I felt my teacher was fine at his job, it was just that listening to him was like murder to my psyche. His tone was as if you were listening to the ticking of a clock. His unceasing and tedious tone, never changing in neither rhythm nor pitch was a melodic vacuum of monotonous narration. It could distract you from your thoughts from time to time, and you would think that you could have been getting some education from it. At some point, though, it simply fades into the background as another form of white noise, like the sound of gulls crying as the waves gently roll into the seashore or a distant foghorn piercing the fog. By the end of most days, those who remained faithfully conscious were only so lucky to have been lulled into a hypnotic trance of dazed lethargy.

Perhaps, in hindsight, he wasn't the best teacher, after all. Either way, he's an accountant now. Whatever my teacher’s true calling may or may not have been, I was hopelessly bored in his math class.

Listening in class was a worthless exercise. I envied those who could simply fall asleep for the hour.
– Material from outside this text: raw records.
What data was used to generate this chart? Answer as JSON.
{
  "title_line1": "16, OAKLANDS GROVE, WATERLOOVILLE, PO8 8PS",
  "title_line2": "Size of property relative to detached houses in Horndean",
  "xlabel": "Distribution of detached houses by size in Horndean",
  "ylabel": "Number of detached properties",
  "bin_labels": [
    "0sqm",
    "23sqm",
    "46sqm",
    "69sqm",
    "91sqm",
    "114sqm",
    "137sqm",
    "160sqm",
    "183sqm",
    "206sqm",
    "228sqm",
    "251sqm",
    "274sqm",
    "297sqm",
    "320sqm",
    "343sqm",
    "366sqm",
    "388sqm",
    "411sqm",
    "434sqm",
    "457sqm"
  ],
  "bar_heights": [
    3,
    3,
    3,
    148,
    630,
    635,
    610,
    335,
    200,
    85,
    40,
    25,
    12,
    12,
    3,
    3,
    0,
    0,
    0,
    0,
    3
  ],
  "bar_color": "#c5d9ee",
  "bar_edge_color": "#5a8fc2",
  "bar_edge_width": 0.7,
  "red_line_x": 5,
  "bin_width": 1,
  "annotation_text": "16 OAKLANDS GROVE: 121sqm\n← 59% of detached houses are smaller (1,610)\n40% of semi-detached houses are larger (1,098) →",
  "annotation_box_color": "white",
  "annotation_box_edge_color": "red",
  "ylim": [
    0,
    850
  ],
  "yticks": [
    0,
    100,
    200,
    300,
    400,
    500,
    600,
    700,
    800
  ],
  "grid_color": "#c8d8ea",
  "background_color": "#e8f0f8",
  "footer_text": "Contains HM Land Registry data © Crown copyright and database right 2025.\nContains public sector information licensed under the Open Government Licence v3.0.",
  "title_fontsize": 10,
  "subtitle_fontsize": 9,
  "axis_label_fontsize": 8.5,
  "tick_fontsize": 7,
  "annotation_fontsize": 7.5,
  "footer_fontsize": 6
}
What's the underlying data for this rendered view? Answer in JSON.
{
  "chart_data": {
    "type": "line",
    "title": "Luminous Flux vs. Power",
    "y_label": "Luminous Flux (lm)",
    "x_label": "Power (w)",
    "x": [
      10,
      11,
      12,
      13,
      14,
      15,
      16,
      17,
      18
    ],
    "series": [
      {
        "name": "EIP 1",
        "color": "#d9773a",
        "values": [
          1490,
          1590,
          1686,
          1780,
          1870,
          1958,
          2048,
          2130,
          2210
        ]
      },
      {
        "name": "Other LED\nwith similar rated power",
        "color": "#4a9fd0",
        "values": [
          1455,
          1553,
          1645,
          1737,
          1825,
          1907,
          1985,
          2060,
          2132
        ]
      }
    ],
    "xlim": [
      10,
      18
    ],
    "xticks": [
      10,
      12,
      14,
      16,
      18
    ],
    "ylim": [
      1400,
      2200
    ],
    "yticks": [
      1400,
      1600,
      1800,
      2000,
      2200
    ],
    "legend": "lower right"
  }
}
Perhaps “passed out” would have been a more appropriate term. I can’t sleep in a room with noise and things going on. Ticking clocks, rustling of papers, the ironic snores of my peers; they held my attention despite my best efforts. I couldn’t fall asleep, but his voice was just distracting enough that I couldn’t just teach myself in class either. I had to wait until I would get home that night and work alone in the quiet. I would stay up hours at night teaching myself my lessons until I competed them. I simply sat there and attempted to learn what I could. I did my real learning alone in my room, late at night, for hours, if need be. As disciplined as I was, a young man, alone in his room, doesn't always do what he should. Not to be broken, as a master of self-amusement, I took the initiative to find for myself ways of occupying my mind beyond the more productive practices of dutifully enduring my studies.

As the time ticked by, I made what seemed to be a choice that had very little consequence at all, but would, in fact, be one of the most important choices of my entire life. That’s only my opinion of course. You’re free to decide on your own.
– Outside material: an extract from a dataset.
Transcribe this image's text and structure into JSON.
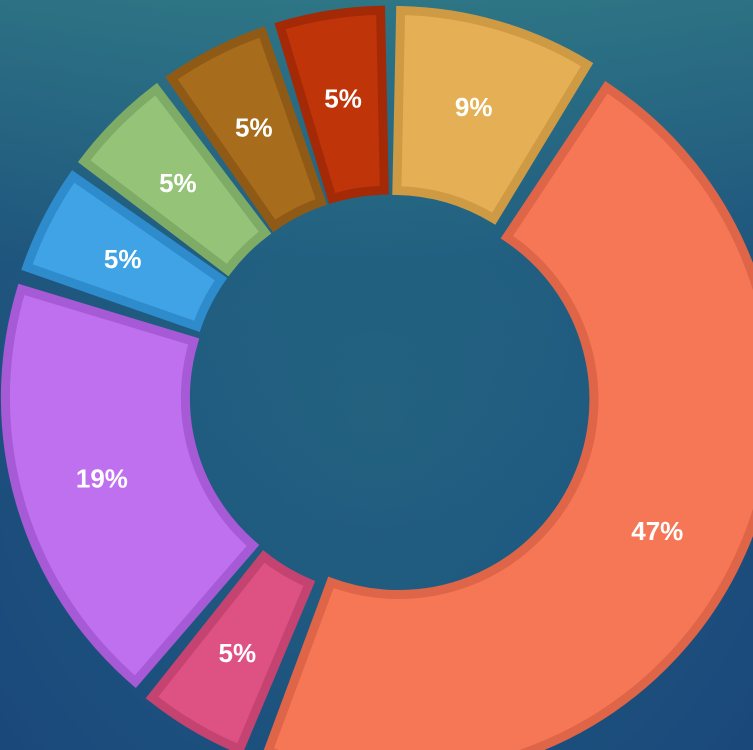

I began to draw in my book, and with pen no less. Such an act may not sound like a life-altering event, but I will get to that eventually.

Now, more than ten years later, as someone who teaches children of that age, I understand that drawing in a book was really an act of rebellion against a teacher for not educating me in the manner I saw fit. I was apparently angry that so much of my time was being robbed from me to do things that, as I felt at the time, had no value. At the very least, the class was not communicating clearly to me what the value of such tasks were, if I would ever need them, and if all the hours I had lost would ever mean anything at all. At least that is what the research I have read would say. The truth is, I don't remember being angry. I only just remember being very bored and somewhat easily distracted. I gave in to my uncharacteristic venting of frustration. Still, I am sure that any good psychologist might think differently, being that my first act of rebellion was in the form of a clock. 

I drew a small clock in the bottom right corner of one of the first pages. It was very simple; only a small circle with a small arm pointing to twelve o'clock a four tick marks to denote the quartered face. A small tremor filled my spirit as I looked with unabashed exhilaration and a repressed pride at my act of egregious vandalism. I was a criminal... and it felt good. Something you must understand is that I was not a very wild personality in my youth, much more quiet and reserved than I am today. Having reveled long enough in my adolescent escapades, I smiled slyly to myself and returned to my lesson.